Now blood tests are becoming available that can determine paternity as early as the eighth or ninth week of pregnancy, without an invasive procedure that could cause a miscarriage.


Besides relieving anxiety, the test results might allow women to terminate a pregnancy if the preferred man is not the father — or to continue it if he is.


Men who clearly know they are the father might be more willing to support the woman financially and emotionally during the pregnancy, which some studies suggest might lead to healthier babies.


And if the tests gain legal acceptance, some lawyers say, women and state governments might one day pursue child support payments without having to wait until the birth. Under current law, “until and unless the pregnancy produces a child, any costs associated with it are regarded as the woman’s personal problem,” said Shari Motro, a law professor at the University of Richmond.


The testing itself, however, can be awkward because it requires a blood sample from at least one of the possible fathers.

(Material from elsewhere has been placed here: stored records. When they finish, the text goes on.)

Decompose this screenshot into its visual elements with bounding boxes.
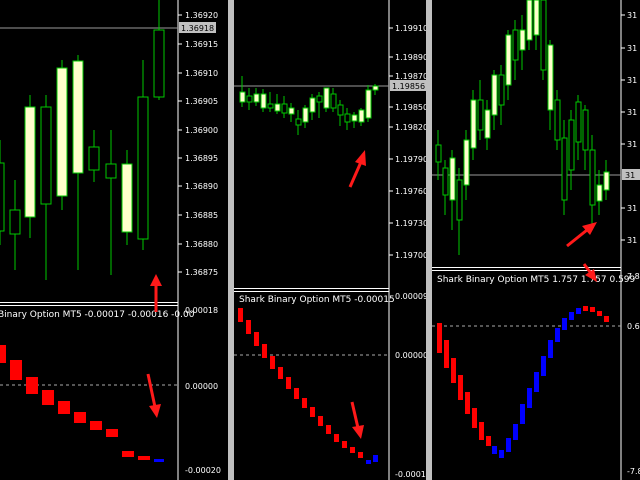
price-tick: 1.36900 (185, 126, 218, 135)
arrow-annotation-icon (566, 222, 597, 248)
indicator-tick: 0.00009 (395, 292, 426, 301)
candles (239, 76, 379, 135)
price-tick: 1.36880 (185, 240, 218, 249)
indicator-tick: -0.00017 (395, 470, 426, 479)
indicator-axis: 7.8 0.6 -7.8 (627, 272, 640, 476)
indicator-histogram (437, 306, 609, 458)
price-tick: 1.36915 (185, 40, 218, 49)
price-tick: 1.36905 (185, 97, 218, 106)
arrow-annotation-icon (150, 274, 162, 312)
indicator-tick: 0.6 (627, 322, 640, 331)
price-tick: 1.19870 (395, 72, 426, 81)
price-tick: 1.19760 (395, 187, 426, 196)
price-tick: 1.19850 (395, 103, 426, 112)
price-tick: 31 (627, 236, 637, 245)
price-tick: 1.19820 (395, 123, 426, 132)
price-axis: 1.36920 1.36915 1.36910 1.36905 1.36900 … (178, 11, 218, 277)
price-tick: 1.19730 (395, 219, 426, 228)
chart-panel-3-canvas: 31 31 31 31 31 31 31 31 Shark Binary Opt… (432, 0, 640, 480)
indicator-histogram (0, 345, 164, 462)
indicator-tick: -0.00020 (185, 466, 221, 475)
price-tick: 1.19910 (395, 24, 426, 33)
chart-panel-2-canvas: 1.19910 1.19890 1.19870 1.19850 1.19820 … (234, 0, 426, 480)
price-tick: 31 (627, 140, 637, 149)
indicator-title: Shark Binary Option MT5 1.757 1.757 0.59… (437, 275, 636, 285)
price-tick: 1.36875 (185, 268, 218, 277)
indicator-tick: 0.00018 (185, 306, 218, 315)
price-tick: 1.36920 (185, 11, 218, 20)
price-axis: 31 31 31 31 31 31 31 (621, 11, 637, 245)
price-tick: 31 (627, 204, 637, 213)
candles (0, 0, 165, 280)
indicator-tick: -7.8 (627, 467, 640, 476)
price-tick: 1.36885 (185, 211, 218, 220)
candles (435, 0, 610, 255)
price-tick: 1.36910 (185, 69, 218, 78)
price-tick: 1.19700 (395, 251, 426, 260)
arrow-annotation-icon (348, 150, 366, 188)
chart-panel-3[interactable]: 31 31 31 31 31 31 31 31 Shark Binary Opt… (432, 0, 640, 480)
current-price-label: 1.36918 (181, 24, 214, 33)
price-tick: 1.19890 (395, 53, 426, 62)
indicator-title: Binary Option MT5 -0.00017 -0.00016 -0.0… (0, 310, 195, 320)
price-tick: 31 (627, 108, 637, 117)
price-tick: 31 (627, 11, 637, 20)
indicator-tick: 0.00000 (395, 351, 426, 360)
indicator-axis: 0.00009 0.00000 -0.00017 (395, 292, 426, 479)
indicator-axis: 0.00018 0.00000 -0.00020 (185, 306, 221, 475)
price-tick: 31 (627, 44, 637, 53)
indicator-tick: 7.8 (627, 272, 640, 281)
indicator-histogram (238, 308, 378, 464)
indicator-tick: 0.00000 (185, 382, 218, 391)
price-axis: 1.19910 1.19890 1.19870 1.19850 1.19820 … (389, 24, 426, 260)
chart-panel-1-canvas: 1.36920 1.36915 1.36910 1.36905 1.36900 … (0, 0, 221, 480)
arrow-annotation-icon (350, 401, 364, 439)
chart-panel-1[interactable]: 1.36920 1.36915 1.36910 1.36905 1.36900 … (0, 0, 228, 480)
price-tick: 31 (627, 76, 637, 85)
current-price-label: 31 (625, 171, 635, 180)
price-tick: 1.36890 (185, 182, 218, 191)
indicator-title: Shark Binary Option MT5 -0.00015 (239, 295, 395, 305)
current-price-label: 1.19856 (392, 82, 425, 91)
price-tick: 1.19790 (395, 155, 426, 164)
arrow-annotation-icon (146, 373, 161, 418)
price-tick: 1.36895 (185, 154, 218, 163)
chart-panel-2[interactable]: 1.19910 1.19890 1.19870 1.19850 1.19820 … (234, 0, 426, 480)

Courtney Herndon, after breaking up with her boyfriend, had a brief relationship with a man she regarded more as a friend. She found herself pregnant at age 19, without knowing which man was the father.


The friend also wanted to know, so he agreed to the testing. He turned out to be the father, and the two agreed on child support even before the baby was born.

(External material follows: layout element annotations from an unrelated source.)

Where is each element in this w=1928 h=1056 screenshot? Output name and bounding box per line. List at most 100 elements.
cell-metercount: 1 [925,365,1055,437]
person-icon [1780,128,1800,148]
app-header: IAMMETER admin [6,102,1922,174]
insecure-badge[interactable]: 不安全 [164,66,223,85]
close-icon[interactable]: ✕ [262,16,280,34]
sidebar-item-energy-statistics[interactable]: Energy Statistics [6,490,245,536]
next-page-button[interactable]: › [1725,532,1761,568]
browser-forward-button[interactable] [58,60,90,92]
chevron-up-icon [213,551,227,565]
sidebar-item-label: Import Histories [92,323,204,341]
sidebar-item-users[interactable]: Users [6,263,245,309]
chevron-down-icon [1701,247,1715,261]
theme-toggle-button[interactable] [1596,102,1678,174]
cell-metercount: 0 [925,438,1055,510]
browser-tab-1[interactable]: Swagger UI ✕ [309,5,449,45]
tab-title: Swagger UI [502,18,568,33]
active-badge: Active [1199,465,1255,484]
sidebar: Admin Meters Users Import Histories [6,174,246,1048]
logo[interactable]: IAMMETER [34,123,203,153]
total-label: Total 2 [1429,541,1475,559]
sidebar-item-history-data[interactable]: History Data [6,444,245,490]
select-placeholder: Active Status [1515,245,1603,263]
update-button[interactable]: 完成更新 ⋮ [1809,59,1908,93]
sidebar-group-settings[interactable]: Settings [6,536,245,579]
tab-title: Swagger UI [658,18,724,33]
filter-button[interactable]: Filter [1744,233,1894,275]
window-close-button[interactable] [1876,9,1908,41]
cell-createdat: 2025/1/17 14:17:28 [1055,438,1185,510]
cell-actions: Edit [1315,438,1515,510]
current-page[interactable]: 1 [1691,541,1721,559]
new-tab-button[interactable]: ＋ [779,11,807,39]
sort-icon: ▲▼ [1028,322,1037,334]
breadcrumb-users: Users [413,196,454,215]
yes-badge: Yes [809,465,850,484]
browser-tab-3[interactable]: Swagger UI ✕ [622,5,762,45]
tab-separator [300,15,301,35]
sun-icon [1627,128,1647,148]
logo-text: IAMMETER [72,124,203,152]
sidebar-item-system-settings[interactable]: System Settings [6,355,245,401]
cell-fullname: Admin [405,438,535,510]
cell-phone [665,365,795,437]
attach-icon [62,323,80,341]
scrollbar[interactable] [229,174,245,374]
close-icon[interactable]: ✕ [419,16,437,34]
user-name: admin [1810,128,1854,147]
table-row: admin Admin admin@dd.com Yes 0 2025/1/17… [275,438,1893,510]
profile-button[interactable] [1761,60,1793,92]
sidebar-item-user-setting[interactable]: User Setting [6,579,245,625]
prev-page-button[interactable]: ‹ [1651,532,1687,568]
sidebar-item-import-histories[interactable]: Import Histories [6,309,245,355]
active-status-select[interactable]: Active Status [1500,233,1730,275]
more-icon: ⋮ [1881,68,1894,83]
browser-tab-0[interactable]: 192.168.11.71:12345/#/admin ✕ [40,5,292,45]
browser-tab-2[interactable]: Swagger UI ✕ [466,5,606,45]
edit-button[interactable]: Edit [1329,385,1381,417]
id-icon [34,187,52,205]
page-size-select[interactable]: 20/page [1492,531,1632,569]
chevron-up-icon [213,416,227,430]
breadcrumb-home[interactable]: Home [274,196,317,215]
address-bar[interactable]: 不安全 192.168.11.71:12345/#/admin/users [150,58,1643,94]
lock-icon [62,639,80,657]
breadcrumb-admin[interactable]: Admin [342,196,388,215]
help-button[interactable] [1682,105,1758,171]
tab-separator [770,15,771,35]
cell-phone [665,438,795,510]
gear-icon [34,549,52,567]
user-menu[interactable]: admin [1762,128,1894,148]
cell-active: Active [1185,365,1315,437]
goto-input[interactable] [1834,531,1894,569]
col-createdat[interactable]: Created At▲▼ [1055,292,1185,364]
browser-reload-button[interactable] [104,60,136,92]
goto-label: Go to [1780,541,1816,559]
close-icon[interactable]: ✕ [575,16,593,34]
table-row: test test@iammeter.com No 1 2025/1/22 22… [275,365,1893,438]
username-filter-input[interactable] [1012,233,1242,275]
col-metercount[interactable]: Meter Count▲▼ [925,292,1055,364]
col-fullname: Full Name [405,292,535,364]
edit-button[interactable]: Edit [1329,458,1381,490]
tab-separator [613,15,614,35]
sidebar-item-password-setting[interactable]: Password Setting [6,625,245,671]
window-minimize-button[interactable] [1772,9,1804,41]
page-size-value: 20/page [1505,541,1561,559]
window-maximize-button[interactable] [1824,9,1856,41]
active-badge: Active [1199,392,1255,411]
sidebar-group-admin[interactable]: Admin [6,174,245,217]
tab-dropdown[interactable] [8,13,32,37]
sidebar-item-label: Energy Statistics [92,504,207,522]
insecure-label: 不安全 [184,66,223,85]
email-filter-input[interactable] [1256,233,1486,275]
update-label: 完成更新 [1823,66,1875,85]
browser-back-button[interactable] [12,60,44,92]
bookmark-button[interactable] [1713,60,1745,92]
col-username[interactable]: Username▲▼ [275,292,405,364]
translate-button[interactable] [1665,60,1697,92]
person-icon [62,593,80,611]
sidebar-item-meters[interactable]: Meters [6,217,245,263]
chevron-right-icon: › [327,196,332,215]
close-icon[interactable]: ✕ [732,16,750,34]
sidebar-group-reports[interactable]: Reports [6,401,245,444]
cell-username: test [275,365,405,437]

“I got the test done and was able to go on with my life,” said Ms. Herndon, who lives in Fort Polk, La.


Estimates of the extent of paternal uncertainty vary.


Studies have found a discrepancy rate — when the presumed father is not the biological father — of anywhere from 0.8 percent to 30 percent, with the median being 3.7 percent, according to one review of such studies. Another study found that about 9 percent of birth certificates in Florida, even excluding births to teenage mothers, did not list the full names of the father, though it was not clear how much of this was related to uncertainty. Infant mortality was higher in those cases than if the father’s name was on the birth certificate.

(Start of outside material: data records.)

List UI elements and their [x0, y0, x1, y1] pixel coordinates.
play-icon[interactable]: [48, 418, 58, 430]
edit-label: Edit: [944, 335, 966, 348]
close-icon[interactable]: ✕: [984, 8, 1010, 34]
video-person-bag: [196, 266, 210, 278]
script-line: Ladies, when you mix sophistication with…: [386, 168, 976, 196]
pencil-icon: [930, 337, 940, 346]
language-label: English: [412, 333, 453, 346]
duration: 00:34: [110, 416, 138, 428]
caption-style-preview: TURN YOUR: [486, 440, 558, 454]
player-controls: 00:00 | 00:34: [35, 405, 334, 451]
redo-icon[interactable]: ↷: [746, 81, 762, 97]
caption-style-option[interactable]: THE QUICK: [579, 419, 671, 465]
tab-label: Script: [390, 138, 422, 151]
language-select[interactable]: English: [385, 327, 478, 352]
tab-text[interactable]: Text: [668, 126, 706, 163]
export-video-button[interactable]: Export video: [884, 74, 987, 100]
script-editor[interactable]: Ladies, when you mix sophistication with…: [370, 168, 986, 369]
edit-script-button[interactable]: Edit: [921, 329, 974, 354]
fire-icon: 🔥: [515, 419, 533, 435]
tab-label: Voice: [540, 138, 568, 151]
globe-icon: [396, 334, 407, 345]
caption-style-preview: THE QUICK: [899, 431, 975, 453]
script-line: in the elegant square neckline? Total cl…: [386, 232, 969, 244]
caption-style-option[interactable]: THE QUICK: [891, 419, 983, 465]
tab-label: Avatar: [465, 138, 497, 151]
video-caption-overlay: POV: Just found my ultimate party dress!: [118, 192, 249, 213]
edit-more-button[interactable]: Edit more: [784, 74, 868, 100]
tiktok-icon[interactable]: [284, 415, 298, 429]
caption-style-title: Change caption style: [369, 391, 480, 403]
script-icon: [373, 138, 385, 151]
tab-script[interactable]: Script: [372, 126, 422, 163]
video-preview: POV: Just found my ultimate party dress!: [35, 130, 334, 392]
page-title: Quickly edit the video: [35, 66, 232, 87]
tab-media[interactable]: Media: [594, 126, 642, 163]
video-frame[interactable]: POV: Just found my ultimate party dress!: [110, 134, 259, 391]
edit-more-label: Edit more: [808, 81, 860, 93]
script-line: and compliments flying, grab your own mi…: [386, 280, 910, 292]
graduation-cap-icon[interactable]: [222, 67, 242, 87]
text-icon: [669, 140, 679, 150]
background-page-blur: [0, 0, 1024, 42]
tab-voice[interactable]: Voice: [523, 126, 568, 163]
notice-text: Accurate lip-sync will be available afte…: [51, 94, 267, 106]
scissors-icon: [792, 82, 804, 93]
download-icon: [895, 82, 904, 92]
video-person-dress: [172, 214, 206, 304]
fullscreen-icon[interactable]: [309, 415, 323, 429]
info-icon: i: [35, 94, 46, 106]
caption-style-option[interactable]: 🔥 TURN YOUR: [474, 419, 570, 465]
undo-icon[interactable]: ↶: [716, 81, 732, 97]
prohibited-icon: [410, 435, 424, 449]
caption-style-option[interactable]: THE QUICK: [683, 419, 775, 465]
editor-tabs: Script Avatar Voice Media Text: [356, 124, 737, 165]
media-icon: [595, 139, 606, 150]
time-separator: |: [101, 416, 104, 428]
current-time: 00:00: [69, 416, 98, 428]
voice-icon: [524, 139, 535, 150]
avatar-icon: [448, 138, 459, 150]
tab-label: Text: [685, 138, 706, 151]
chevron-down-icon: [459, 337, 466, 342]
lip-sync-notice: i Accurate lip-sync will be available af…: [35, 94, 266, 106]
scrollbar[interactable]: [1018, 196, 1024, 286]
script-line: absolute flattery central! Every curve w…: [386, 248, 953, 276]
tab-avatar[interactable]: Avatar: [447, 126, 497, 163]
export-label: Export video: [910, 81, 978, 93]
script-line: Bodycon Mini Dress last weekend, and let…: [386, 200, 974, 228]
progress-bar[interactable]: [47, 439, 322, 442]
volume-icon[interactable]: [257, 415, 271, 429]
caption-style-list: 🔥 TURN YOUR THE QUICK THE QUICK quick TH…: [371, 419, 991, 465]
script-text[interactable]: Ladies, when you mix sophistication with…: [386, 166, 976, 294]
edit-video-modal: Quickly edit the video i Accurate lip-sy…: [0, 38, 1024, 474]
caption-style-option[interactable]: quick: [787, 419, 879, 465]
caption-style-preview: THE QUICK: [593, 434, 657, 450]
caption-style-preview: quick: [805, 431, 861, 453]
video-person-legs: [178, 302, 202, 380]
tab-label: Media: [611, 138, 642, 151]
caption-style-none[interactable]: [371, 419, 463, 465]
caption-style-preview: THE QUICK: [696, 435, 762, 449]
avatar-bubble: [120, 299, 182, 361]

It has already been possible to determine paternity during pregnancy using amniocentesis or chorionic villus sampling, the same medical procedures used to test a fetus for Down syndrome. But those procedures are invasive and carry a small risk of inducing a miscarriage, so they are rarely used for paternity testing.


By contrast, the new tests require only blood samples from the pregnant woman and the potential father. And doctors generally do not have to be involved.


That could vastly expand testing, said Sara Katsanis of Duke University’s Institute for Genome Sciences and Policy. She is planning a study with one of the testing companies to see if prenatal paternity testing can reduce a pregnant woman’s stress.


Some noninvasive paternity tests have been offered over the Internet for about a decade, and there have been various complaints about inaccurate or even fraudulent results.


But experts say the technology has advanced to the point that such testing can now be done reliably. A brief paper describing one such test, developed by a company called Ravgen, was published recently in the prestigious New England Journal of Medicine.


“I have no doubt that these tests will work clinically,” said Dr. Mark I. Evans, a professor at the Mount Sinai School of Medicine and director of Comprehensive Genetics, a medical practice in New York that specializes in prenatal testing.


The tests analyze fragments of DNA from the fetus that are present in the mother’s blood in tiny amounts. The same approach is now also being used to noninvasively determine the gender of the fetus or whether it has Down syndrome. And researchers recently demonstrated that they could even determine a fetus’s entire genome this way.


Ravgen, a small company in Columbia, Md., has been offering its test on a limited basis and charges $950 to $1,650, depending on the circumstances, said Dr. Ravinder Dhallan, the chief executive.


Another test was developed by a company in Silicon Valley called Natera, and is marketed by DNA Diagnostics Center, a leading provider of conventional paternity tests. Thousands of the prenatal tests have been ordered since going on sale last August, executives say. The price is $1,775, compared with around $500 for a conventional postbirth paternity test.


Neither test has received a certification for accuracy that is necessary for use in child custody cases, though Natera has applied. The certifying organization, the AABB, is seriously considering whether it should certify prenatal tests, said Eduardo Nunes, senior director for policy, standards and global development at the organization, formerly known as the American Association of Blood Banks.